Feldstein was a transformative leader who re-invented the NBER. The organization had a staff of about 30 researchers in 1977, but he realized that it could play a much greater role in the economics profession as a network of university-based affiliates. By the early 1980s, there were more than 100 Research Associates, more geographically dispersed than the historical focus on New York, and by the time Feldstein stepped down, there were nearly 1,000.

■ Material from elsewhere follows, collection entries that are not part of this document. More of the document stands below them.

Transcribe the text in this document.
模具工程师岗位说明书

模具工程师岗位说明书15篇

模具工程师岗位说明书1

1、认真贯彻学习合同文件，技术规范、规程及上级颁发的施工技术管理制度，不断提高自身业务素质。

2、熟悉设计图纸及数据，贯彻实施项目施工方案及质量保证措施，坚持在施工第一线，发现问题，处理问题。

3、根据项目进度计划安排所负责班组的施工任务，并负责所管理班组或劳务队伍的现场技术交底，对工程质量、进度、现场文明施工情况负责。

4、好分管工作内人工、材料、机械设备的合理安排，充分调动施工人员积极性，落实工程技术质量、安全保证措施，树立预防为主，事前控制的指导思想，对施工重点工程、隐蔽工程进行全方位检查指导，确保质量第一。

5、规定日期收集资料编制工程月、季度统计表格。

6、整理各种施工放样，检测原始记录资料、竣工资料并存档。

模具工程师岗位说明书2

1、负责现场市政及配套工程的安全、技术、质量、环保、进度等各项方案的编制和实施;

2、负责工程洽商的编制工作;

Feldstein altered nearly every aspect of the NBER. He moved the headquarters from New York City to Cambridge, retaining a small office in Manhattan and closing offices in New Haven and Washington. He advanced the NBER’s role in disseminating economic research by developing the NBER Working Paper Series as a leading source of pre-publication findings and shuttered the NBER’s journals. The working paper series had been launched in 1973, and there were 142 such papers when Feldstein started. By the close of his term, there were more than 14,000. Feldstein appointed a formal Business Cycle Dating Committee, chaired by Robert Hall, to track turning points in economic activity and carry forward the NBER’s long-standing role in business cycle analysis. He also created research programs focusing on particular topic areas. In 1978, he launched five research programs: Economic Fluctuations and Growth, International Studies, Business Taxation and Finance, Financial Markets and Monetary Economics, and Labor Studies. Over time, other programs were added, and some of the initial programs were sub-divided.
Feldstein realized that the NBER could play a crucial convening function by bringing researchers with similar interests together. Each program held at least one meeting during each academic year. Another important milestone in 1978 was the launch of the NBER Summer Institute. That year’s meeting consisted of two small research conferences involving about 60 researchers. In recent years, the Cambridge-based Summer Institute has included more than 50 meetings and over 2,800 researchers.
Other important initiatives included the creation in 1986 of a research program on the economics of aging, led by David Wise, which ultimately established the NBER as a center for research activity in health economics and demography; the launch of the Macroeconomics Annual, initially directed by Stanley Fisher; the annual Tax Policy and the Economy conference in Washington, first organized by Lawrence Summers; and the International Seminar on Macroeconomics, under the direction of Robert Gordon and Georges deMenil. By 2008, when Feldstein became president emeritus, there were 19 research programs and a number of working groups studying a wide range of topics.
When Feldstein stepped down in 2008, MIT Professor James Poterba, a student of Feldstein’s as a Harvard undergraduate, was named NBER president. He continued the expansion of the NBER’s scope and span. The number of affiliated researchers, just over 1,000 in 2008, was more than 1,600 in 2021. A new program on Development Economics, launched in 2012, expanded the NBER’s research profile, and a working group on Market Design brought new ties to economic theory and computer science. Today, digital distribution has supplanted the distinctive yellow-paper-covered printed working papers, and the NBER distributes more than 1,200 new research studies each year. The NBER convenes roughly 125 meetings a year on a wide range of topics in applied economics.